Die Kurzgeschichte „Air Mail“ des US-Schriftstellers Jeffrey Eugenides zum Beispiel lohnt. Sie ist Teil des gleichnamigen Bandes von Kurzgeschichten (2003). Das Buch ist entweder in der örtlichen Bibliothek oder antiquarisch zu finden (etwa über ZVAB). Eugenides schrieb „Air Mail“ im Rahmen eines Künstleraufenthalts in Berlin. Witz und Tragik liegen nah beieinander, als Mitchell, der Protagonist, während eines Trips nach Indien auf Abwege gerät.
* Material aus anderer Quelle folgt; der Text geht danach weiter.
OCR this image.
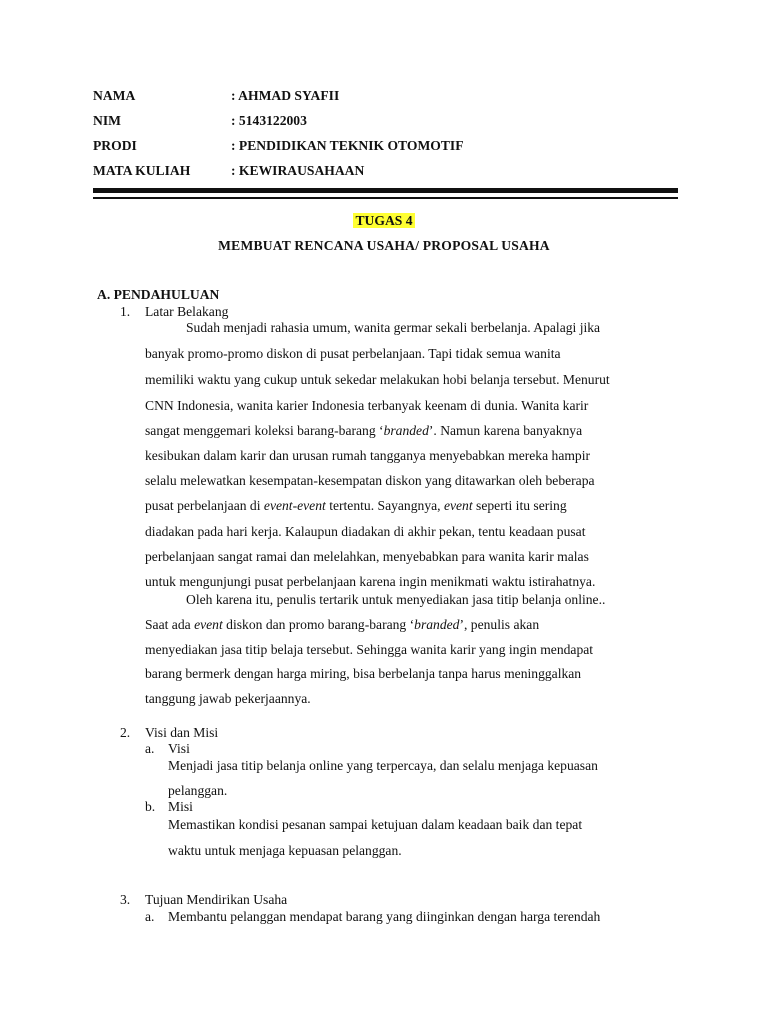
NAMA	: AHMAD SYAFII
NIM	: 5143122003
PRODI	: PENDIDIKAN TEKNIK OTOMOTIF
MATA KULIAH	: KEWIRAUSAHAAN
TUGAS 4
MEMBUAT RENCANA USAHA/ PROPOSAL USAHA
A. PENDAHULUAN
1. Latar Belakang
Sudah menjadi rahasia umum, wanita germar sekali berbelanja. Apalagi jika
banyak promo-promo diskon di pusat perbelanjaan. Tapi tidak semua wanita
memiliki waktu yang cukup untuk sekedar melakukan hobi belanja tersebut. Menurut
CNN Indonesia, wanita karier Indonesia terbanyak keenam di dunia. Wanita karir
sangat menggemari koleksi barang-barang ‘branded’. Namun karena banyaknya
kesibukan dalam karir dan urusan rumah tangganya menyebabkan mereka hampir
selalu melewatkan kesempatan-kesempatan diskon yang ditawarkan oleh beberapa
pusat perbelanjaan di event-event tertentu. Sayangnya, event seperti itu sering
diadakan pada hari kerja. Kalaupun diadakan di akhir pekan, tentu keadaan pusat
perbelanjaan sangat ramai dan melelahkan, menyebabkan para wanita karir malas
untuk mengunjungi pusat perbelanjaan karena ingin menikmati waktu istirahatnya.
Oleh karena itu, penulis tertarik untuk menyediakan jasa titip belanja online..
Saat ada event diskon dan promo barang-barang ‘branded’, penulis akan
menyediakan jasa titip belaja tersebut. Sehingga wanita karir yang ingin mendapat
barang bermerk dengan harga miring, bisa berbelanja tanpa harus meninggalkan
tanggung jawab pekerjaannya.
2. Visi dan Misi
a. Visi
Menjadi jasa titip belanja online yang terpercaya, dan selalu menjaga kepuasan
pelanggan.
b. Misi
Memastikan kondisi pesanan sampai ketujuan dalam keadaan baik dan tepat
waktu untuk menjaga kepuasan pelanggan.
3. Tujuan Mendirikan Usaha
a. Membantu pelanggan mendapat barang yang diinginkan dengan harga terendah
Credit: Judith Schallenberg

Seine Tage, geprägt von Sucht und Krankheit unter gleißender indischer Sonne, schildert er Verwandten und Freunden in den USA in Briefen.

„Grüße aus dem Paradies. Larry und ich leben gerade auf einer tropischen Insel im Golf von Siam (im Atlas nachsehen). Wir haben unsere eigene Hütte direkt am Strand, für die wir den stolzen Preis von fünf Dollar pro Nacht zahlen.

Die östliche Religion lehrt, dass alle Materie nur Täuschung ist. Dazu gehört alles, unser Haus, sämtliche Anzüge von Dad, sogar Mums Hängepflanzentöpfe – laut Buddha ist das alles maya. (…)“

Mitchell in „Air Mail“

„Air Mail“ ist so bizarr wie berührend. Eugenides schuf schon kongeniale Romane wie Middlesex und Die Selbstmord-Schwestern (The Virgin Suicides, 2011, später verfilmt von Sofia Coppola).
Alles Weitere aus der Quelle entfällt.